No. 16 – Green Bay Blizzard
- Position: Placekicker
- Roster status: Active

Personal information
- Born: October 12, 1998 (age 27) Warsaw, Indiana, U.S.
- Listed height: 5 ft 11 in (1.80 m)
- Listed weight: 205 lb (93 kg)

Career information
- High school: Warsaw (IN)
- College: Fordham (2017–2020); Iowa State (2021);
- NFL draft: 2022 (undrafted)

Career history
- Jacksonville Jaguars (2022)*; St. Louis Battlehawks (2024)*; Green Bay Blizzard (2024–present);
- * Offseason or practice squad member only

Awards and highlights
- 2× First-team All-IFL (2025, 2026); Third-team All-American (2021);

= Andrew Mevis =

American football player (born 1998)

Andrew Mevis (born October 12, 1998) is an American professional football placekicker for the Green Bay Blizzard of the Indoor Football League (IFL). He played college football for the Fordham Rams and Iowa State Cyclones.

==Professional career==

Pre-draft measurables
| Height | Weight | Arm length | Hand span |
| 5 ft 10+1⁄2 in (1.79 m) | 207 lb (94 kg) | 30+3⁄8 in (0.77 m) | 8+1⁄2 in (0.22 m) |
All values from Pro Day

=== Jacksonville Jaguars ===
After going unselected in the 2022 NFL draft, Mevis was signed by the Jacksonville Jaguars as an undrafted free agent.
Mevis was cut by the Jaguars on July 29, 2022, as Jacksonville tried out 4 kickers following Mevis going 1–4 on field goals during a practice session the day before on July 28. Jacksonville signed kicker Elliott Fry as Mevis's replacement.

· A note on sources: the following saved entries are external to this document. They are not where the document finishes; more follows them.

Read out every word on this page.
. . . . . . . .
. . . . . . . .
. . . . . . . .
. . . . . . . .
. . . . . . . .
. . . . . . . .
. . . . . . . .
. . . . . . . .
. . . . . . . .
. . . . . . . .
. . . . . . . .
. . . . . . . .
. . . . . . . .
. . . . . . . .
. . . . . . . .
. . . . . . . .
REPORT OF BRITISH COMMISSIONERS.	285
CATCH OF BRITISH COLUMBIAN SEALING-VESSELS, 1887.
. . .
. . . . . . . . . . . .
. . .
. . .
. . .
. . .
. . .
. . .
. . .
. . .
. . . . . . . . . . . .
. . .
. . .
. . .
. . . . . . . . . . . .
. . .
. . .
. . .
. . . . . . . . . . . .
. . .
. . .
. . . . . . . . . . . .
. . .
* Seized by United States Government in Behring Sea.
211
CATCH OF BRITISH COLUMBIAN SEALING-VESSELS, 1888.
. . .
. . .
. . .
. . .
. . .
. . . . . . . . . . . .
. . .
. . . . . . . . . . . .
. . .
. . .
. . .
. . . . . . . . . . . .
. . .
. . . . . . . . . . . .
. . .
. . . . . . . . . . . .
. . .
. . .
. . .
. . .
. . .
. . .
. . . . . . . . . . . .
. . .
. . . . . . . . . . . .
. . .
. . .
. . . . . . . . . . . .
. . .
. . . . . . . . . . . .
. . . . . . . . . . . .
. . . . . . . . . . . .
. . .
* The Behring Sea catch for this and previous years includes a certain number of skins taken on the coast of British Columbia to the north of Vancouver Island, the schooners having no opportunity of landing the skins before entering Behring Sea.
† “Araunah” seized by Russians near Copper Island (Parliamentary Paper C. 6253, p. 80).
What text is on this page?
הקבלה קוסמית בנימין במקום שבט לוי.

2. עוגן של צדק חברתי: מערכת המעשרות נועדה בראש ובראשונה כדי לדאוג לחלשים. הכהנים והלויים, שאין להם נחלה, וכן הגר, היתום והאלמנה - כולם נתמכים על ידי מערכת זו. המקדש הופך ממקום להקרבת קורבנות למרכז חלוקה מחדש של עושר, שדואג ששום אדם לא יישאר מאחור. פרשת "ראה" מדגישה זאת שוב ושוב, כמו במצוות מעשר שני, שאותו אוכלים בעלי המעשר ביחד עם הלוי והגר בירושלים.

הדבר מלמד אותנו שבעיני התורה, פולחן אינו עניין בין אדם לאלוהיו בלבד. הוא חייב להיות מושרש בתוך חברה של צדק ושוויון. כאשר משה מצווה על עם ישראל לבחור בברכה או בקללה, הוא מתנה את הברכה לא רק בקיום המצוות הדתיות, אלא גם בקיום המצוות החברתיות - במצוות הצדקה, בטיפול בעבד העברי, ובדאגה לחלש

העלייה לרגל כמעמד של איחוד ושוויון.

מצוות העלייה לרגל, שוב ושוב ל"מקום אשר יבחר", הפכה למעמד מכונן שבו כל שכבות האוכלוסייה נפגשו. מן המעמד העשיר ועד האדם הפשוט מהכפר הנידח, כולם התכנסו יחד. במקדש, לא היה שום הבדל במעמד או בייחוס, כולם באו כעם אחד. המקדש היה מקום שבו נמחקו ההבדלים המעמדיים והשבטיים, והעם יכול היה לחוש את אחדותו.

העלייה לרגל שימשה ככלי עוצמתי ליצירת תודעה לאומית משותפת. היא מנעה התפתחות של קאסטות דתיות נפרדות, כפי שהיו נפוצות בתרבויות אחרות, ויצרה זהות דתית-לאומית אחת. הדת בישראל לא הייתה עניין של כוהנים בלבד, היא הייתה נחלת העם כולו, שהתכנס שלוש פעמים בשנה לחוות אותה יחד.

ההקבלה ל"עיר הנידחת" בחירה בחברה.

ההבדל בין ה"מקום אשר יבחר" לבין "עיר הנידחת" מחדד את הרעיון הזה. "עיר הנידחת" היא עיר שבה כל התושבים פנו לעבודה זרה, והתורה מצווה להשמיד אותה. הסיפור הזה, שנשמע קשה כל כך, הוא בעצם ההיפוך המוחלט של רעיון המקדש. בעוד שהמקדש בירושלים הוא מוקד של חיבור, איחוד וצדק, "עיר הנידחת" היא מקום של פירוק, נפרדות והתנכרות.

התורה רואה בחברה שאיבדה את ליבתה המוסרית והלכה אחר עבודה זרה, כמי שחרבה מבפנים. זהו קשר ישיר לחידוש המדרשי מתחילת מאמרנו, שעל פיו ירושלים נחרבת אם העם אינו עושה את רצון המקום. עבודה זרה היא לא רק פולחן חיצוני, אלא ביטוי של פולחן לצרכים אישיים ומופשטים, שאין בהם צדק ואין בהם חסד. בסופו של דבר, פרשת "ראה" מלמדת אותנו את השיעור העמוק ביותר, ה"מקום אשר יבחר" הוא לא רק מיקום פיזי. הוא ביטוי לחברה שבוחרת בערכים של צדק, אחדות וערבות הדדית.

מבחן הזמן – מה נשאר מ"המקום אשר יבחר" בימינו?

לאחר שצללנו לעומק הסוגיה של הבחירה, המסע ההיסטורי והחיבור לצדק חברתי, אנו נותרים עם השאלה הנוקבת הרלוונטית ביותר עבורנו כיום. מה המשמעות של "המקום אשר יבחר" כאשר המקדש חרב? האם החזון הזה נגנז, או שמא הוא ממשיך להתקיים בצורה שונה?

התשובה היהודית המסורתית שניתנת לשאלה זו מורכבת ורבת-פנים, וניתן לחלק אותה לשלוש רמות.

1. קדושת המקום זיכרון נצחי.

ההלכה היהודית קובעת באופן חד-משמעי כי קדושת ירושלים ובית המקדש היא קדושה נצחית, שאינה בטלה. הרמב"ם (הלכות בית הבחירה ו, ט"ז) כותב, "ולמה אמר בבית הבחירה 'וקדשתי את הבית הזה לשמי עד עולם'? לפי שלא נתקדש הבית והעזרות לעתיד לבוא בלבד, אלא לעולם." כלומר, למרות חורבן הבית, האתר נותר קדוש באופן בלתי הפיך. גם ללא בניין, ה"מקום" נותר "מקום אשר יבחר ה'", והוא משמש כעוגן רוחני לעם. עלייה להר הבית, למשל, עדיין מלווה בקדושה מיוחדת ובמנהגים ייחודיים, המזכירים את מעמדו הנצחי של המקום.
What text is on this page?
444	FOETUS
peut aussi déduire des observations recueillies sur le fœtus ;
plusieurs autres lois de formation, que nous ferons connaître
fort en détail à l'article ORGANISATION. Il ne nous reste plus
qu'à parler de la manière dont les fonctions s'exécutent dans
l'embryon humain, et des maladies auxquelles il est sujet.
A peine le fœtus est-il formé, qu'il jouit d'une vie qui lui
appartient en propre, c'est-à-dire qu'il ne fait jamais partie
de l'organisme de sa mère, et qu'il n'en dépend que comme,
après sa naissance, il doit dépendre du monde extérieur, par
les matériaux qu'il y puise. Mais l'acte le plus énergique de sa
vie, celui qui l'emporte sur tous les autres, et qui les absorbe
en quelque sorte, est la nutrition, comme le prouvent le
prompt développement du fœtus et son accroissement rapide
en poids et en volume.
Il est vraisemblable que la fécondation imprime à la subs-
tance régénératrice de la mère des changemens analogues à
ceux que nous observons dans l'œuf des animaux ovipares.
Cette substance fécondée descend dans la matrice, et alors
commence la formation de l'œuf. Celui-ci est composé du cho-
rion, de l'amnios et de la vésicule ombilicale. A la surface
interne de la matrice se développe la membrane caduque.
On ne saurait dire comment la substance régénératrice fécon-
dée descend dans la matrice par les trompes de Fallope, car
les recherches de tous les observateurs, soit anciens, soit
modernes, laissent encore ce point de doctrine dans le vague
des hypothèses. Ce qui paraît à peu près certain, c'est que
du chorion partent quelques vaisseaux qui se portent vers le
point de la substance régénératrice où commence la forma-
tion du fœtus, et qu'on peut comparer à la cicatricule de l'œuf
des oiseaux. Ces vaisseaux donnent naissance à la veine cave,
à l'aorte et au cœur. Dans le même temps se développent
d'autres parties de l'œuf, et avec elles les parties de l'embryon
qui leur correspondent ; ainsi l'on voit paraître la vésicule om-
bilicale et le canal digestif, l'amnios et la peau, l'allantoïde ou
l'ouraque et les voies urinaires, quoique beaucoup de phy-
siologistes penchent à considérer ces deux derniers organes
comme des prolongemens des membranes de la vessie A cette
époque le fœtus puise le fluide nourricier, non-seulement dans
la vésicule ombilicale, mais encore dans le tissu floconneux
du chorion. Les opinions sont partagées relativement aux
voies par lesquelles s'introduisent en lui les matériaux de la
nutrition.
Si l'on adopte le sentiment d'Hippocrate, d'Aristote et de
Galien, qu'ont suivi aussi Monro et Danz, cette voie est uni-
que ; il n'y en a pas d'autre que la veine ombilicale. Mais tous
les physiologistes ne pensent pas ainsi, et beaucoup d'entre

=== St. Louis Battlehawks ===
On January 26, 2024, Mevis signed with the St. Louis Battlehawks of the United Football League (UFL). He was released on March 10.

=== Green Bay Blizzard ===
On April 18, 2024, Mevis signed with the Green Bay Blizzard of the Indoor Football League (IFL).

==Personal life==
Mevis is the older brother of Los Angeles Rams kicker Harrison Mevis.